Dia tidak bisa membaca. Pertama kali Jibril mendatangi Muhammad, Muhammad malah ketakutan. Tapi Jibril memaksa juga mengajari pemuda jujur itu beberapa kata untuk sedikit mengenalkannya pada Sang Pencipta. Kedua kali Jibril datang, Muhammad tambah ketakutan sampai dia sakit, istrinya yang jauh lebih tua dari Muhammad sendiri, Khadijah, sampai kebingungan, dan menenangkan Muhammad. Jibril sampai geleng-geleng kepala, tidak tahukah pemuda ini bahwa dia akan diberi sedikit pengetahuan tentang sang Khaliq. Tapi Muhammad cepat sekali belajar, dalam waktu yang singkat dia telah menjadi manusia yang cukup dewasa, cukup untuk menyampaikan kepada manusia lain, bahwa yang patut disembah hanyalah Tuhan.

Tuhan yang tak terbayangkan oleh mata biasa, tak teruraikan oleh kata, yang untuk mengenal-Nya manusia hanya bisa meraba-raba saja. Betapa berat perjuangan Muhammad, Jibril sudah tak ragu lagi. Diludahi, dilempari kotoran onta, dikejar-kejar orang seperti maling yang mau dibunuh atau dibakar masa, tapi biasalah itu untuk utusan Tuhan. Jibril sudah tak kaget lagi, anak spiritual Jibril sebelumnya, Yesus, malah mengalami nasib lebih parah, sampai digantung di Golgota.[1]

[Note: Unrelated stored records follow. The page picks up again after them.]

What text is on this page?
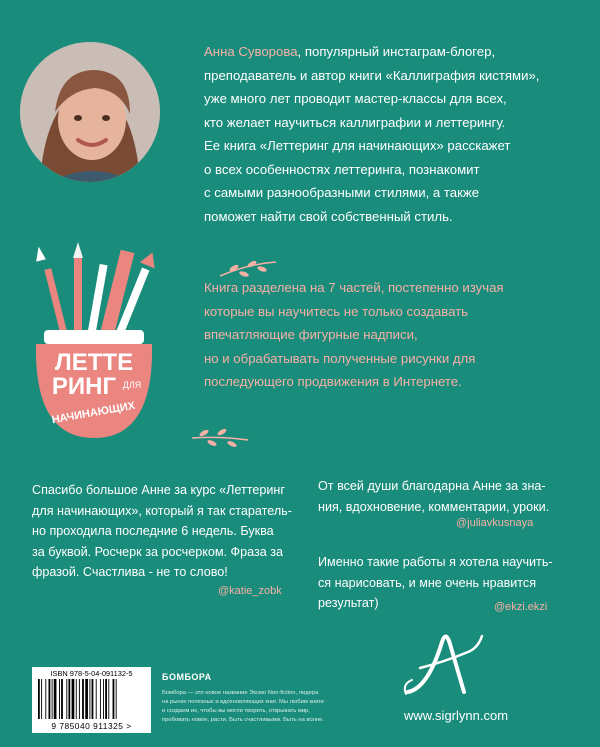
Анна Суворова, популярный инстаграм-блогер,
преподаватель и автор книги «Каллиграфия кистями»,
уже много лет проводит мастер-классы для всех,
кто желает научиться каллиграфии и леттерингу.
Ее книга «Леттеринг для начинающих» расскажет
о всех особенностях леттеринга, познакомит
с самыми разнообразными стилями, а также
поможет найти свой собственный стиль.
ЛЕТТЕ
РИНГ ДЛЯ
НАЧИНАЮЩИХ
Книга разделена на 7 частей, постепенно изучая
которые вы научитесь не только создавать
впечатляющие фигурные надписи,
но и обрабатывать полученные рисунки для
последующего продвижения в Интернете.
Спасибо большое Анне за курс «Леттеринг
для начинающих», который я так старатель-
но проходила последние 6 недель. Буква
за буквой. Росчерк за росчерком. Фраза за
фразой. Счастлива - не то слово!
@katie_zobk
От всей души благодарна Анне за зна-
ния, вдохновение, комментарии, уроки.
@juliavkusnaya
Именно такие работы я хотела научить-
ся нарисовать, и мне очень нравится
результат)	@ekzi.ekzi
ISBN 978-5-04-091132-5
9 785040 911325 >
БОМБОРА
Бомбора — это новое название Эксмо Non-fiction, лидера
на рынке полезных и вдохновляющих книг. Мы любим книги
и создаем их, чтобы вы могли творить, открывать мир,
пробовать новое, расти. Быть счастливыми. Быть на волне.	www.sigrlynn.com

Kebanyakan utusan-utusan itu mengalami nasib yang hampir serupa, mereka ditolak oleh kaumnya, dianggap gila, diusir, dan beberapa dibunuh. Hanya sedikit sekali yang cukup berhasil, dalam arti masa hidupnya punya cukup banyak pengikut. Sidharta Gautama salah satunya, anak spiritual yang satu ini memang cukup bandel dan mbalelo, lebih suka mencari "enlightment" dengan caranya sendiri. Lebih suka mencari bahagia tanpa Tuhan, buat apa jauh-jauh kalau bisa mencari bahagia, kalau dalam dirinya sendiri saja sudah ada.

Kadang Jibril jengkel sama Sidharta, seperti kacang yang lupa akan kulitnya, tapi tidak apalah pikir Jibril waktu itu, yang terpenting ajaran menuju kebaikannya banyak diikuti orang. Dari kejauhan Jibril mulai melihat samar planet bumi, seperti kelereng biru bercak-bercak putih yang berputar.

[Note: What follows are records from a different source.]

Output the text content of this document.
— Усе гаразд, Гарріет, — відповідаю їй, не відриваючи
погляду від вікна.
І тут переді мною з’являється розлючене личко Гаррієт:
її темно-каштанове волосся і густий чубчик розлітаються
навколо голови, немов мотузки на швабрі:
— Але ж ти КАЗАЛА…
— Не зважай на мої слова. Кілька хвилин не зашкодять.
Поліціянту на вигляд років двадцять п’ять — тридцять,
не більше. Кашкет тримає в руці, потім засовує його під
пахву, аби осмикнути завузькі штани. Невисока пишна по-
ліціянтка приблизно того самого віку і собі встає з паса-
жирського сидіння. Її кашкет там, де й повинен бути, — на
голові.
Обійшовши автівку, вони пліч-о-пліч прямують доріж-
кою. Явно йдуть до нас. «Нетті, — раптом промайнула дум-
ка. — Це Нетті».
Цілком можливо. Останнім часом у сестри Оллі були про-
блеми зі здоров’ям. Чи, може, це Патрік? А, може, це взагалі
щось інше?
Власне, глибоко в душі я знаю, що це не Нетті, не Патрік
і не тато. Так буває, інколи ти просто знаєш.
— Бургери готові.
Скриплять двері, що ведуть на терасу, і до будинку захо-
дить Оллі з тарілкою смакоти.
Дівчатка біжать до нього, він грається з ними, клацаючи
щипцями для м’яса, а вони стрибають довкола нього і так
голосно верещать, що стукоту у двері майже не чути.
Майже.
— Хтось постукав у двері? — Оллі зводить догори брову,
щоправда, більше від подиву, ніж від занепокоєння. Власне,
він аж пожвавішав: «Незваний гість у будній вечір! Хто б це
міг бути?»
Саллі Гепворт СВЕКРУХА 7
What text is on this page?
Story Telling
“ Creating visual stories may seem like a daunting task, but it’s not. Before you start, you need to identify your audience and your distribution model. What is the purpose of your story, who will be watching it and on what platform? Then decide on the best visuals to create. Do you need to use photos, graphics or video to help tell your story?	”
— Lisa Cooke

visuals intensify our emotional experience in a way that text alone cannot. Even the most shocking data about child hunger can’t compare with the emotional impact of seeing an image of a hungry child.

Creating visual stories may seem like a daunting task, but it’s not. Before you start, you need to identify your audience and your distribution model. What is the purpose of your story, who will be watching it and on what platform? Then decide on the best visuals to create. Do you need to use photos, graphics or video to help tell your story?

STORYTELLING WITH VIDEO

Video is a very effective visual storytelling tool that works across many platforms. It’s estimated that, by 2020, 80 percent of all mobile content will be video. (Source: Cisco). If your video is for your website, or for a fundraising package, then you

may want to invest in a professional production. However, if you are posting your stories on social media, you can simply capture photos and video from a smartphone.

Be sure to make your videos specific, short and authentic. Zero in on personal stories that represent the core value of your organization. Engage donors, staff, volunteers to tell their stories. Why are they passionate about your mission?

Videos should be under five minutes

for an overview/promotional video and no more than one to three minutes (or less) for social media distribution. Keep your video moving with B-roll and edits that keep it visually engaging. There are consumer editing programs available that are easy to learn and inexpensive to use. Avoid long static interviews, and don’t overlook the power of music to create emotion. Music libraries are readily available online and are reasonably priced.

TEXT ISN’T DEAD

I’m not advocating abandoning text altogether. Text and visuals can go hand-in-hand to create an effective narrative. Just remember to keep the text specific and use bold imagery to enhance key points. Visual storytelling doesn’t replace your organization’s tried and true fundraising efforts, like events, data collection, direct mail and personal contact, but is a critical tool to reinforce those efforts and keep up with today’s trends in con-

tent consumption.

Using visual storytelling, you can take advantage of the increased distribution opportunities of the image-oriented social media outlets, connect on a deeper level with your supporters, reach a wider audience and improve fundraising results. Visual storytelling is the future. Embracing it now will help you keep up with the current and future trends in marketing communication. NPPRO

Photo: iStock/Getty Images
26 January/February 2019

Kangen rasanya, 14 abad bukan waktu yang sebentar. Sudah terbayang di otaknya, anak-anak kecil berlarian dan bermain, nenek-nenek yang tersenyum sambil nyusur, sungai-sungai jernih nan indah tempat manusia mandi, si kulit hitam dan si kulit putih berjalan beriringan, wanita-wanita bermata sipit bernyanyi, sungguh bumi yang berwarna-warni indah. Jibril senyum-senyum sendiri seperti gila saja. Tak sabar ingin segera sampai.
The Angel Gabriel appearing to the Shepherds - alfred morgan
Sumber: art net
Sesampai di bumi, Jibril beristirahat sejenak di tengah padang pasir yang hanya ditumbuhi beberapa pohon. Mengibas-ngibaskan sayapnya dan sebentar merebahkan diri. Bahagia sekali Jibril mendapat "short vacation", bermiliar-milyar tahun sudah dia mengabdi sebagai Menteri Penerangan Semesta Alam.

Akhirnya dia bisa sedikit bernafas lega. "Allahu Akbar, Allahu Akbar, ...." sayup terdengar suara pujian kepada Tuhan dari kejauhan. Jibril sedikit kaget, dan dia senang sekali, misinya berhasil. Manusia masih membesarkan nama Tuhan, riuh rendah memuji Tuhan. Dia berdiri, dari kejauhan kelihatan beberapa puluh manusia bersorban putih bersemangat sambil mengacung-acungkan tongkat.

Hebat, manusia-manusia ini sangat mencintai Tuhan, meski panas begini mau-maunya berarak-arakan. Jibril tersenyum, ada rasa bangga menyeruak dalam dadanya, setelah liburannnya selesai, dia akan bisa dengan bangga memberikan laporan kepada Tuhan bahwa tugas yang telah diberikan padanya sukses berat.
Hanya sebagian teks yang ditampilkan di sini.